Having been a two-time EPL PFA Team of the Year member whilst also winning the PFA Players’ Player of the Year award, it’s not shocking that Bale has taken a step up.
He doesn’t have a set-position because he’s allowed to roam around, which has been a big factor in him becoming a prolific scorer.
If he improves his shots per goal average, he could net 30 league goals next season.
Gareth Bale needs to be careful now his reputation for diving has spread into Europe - Graham Poll bit.ly/VQnOqb— Graham Poll (@MAIL_GPoll) March 8, 2013
1. Daley Blind, LB, Ajax
In the past, Daley Blind’s last name (he’s the son of Ajax legend Danny) shouted out nepotism.
Blind went from nervy footballer to a confident left-back, who was included in the last two Voetbal International Team of the Month.

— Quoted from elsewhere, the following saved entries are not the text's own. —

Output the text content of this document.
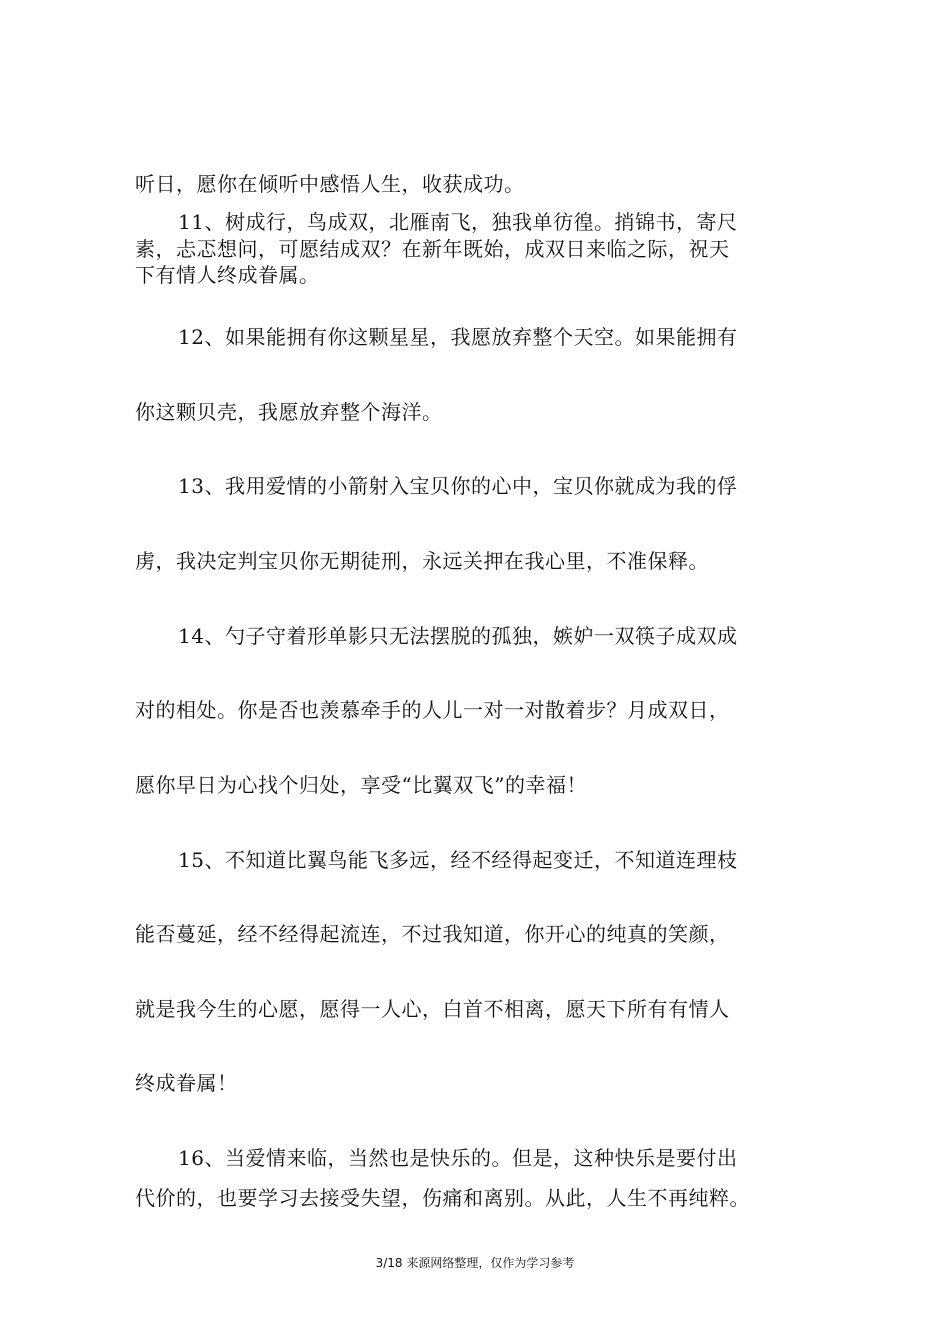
听日，愿你在倾听中感悟人生，收获成功。
11、树成行，鸟成双，北雁南飞，独我单彷徨。捎锦书，寄尺
素，忐忑想问，可愿结成双？在新年既始，成双日来临之际，祝天
下有情人终成眷属。
12、如果能拥有你这颗星星，我愿放弃整个天空。如果能拥有
你这颗贝壳，我愿放弃整个海洋。
13、我用爱情的小箭射入宝贝你的心中，宝贝你就成为我的俘
虏，我决定判宝贝你无期徒刑，永远关押在我心里，不准保释。
14、勺子守着形单影只无法摆脱的孤独，嫉妒一双筷子成双成
对的相处。你是否也羡慕牵手的人儿一对一对散着步？月成双日，
愿你早日为心找个归处，享受“比翼双飞”的幸福！
15、不知道比翼鸟能飞多远，经不经得起变迁，不知道连理枝
能否蔓延，经不经得起流连，不过我知道，你开心的纯真的笑颜，
就是我今生的心愿，愿得一人心，白首不相离，愿天下所有有情人
终成眷属！
16、当爱情来临，当然也是快乐的。但是，这种快乐是要付出
代价的，也要学习去接受失望，伤痛和离别。从此，人生不再纯粹。
3/18 来源网络整理，仅作为学习参考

Dutch football writer Mohamed Moallim documented Daley’s improvement (per La Croqueta):
in the past Blind fluctuated between half-decent performances and something bordering unsatisfactory, the confidence ingrained by De Boer—who let's not forget is one of two world class left-backs Dutch football has produced—saw Blind start steadily turning 4/10 into something pushing 7/10. He's kicked on this season. 'The penny finally dropped,' De Boer, pleased with his constant improvement, stated.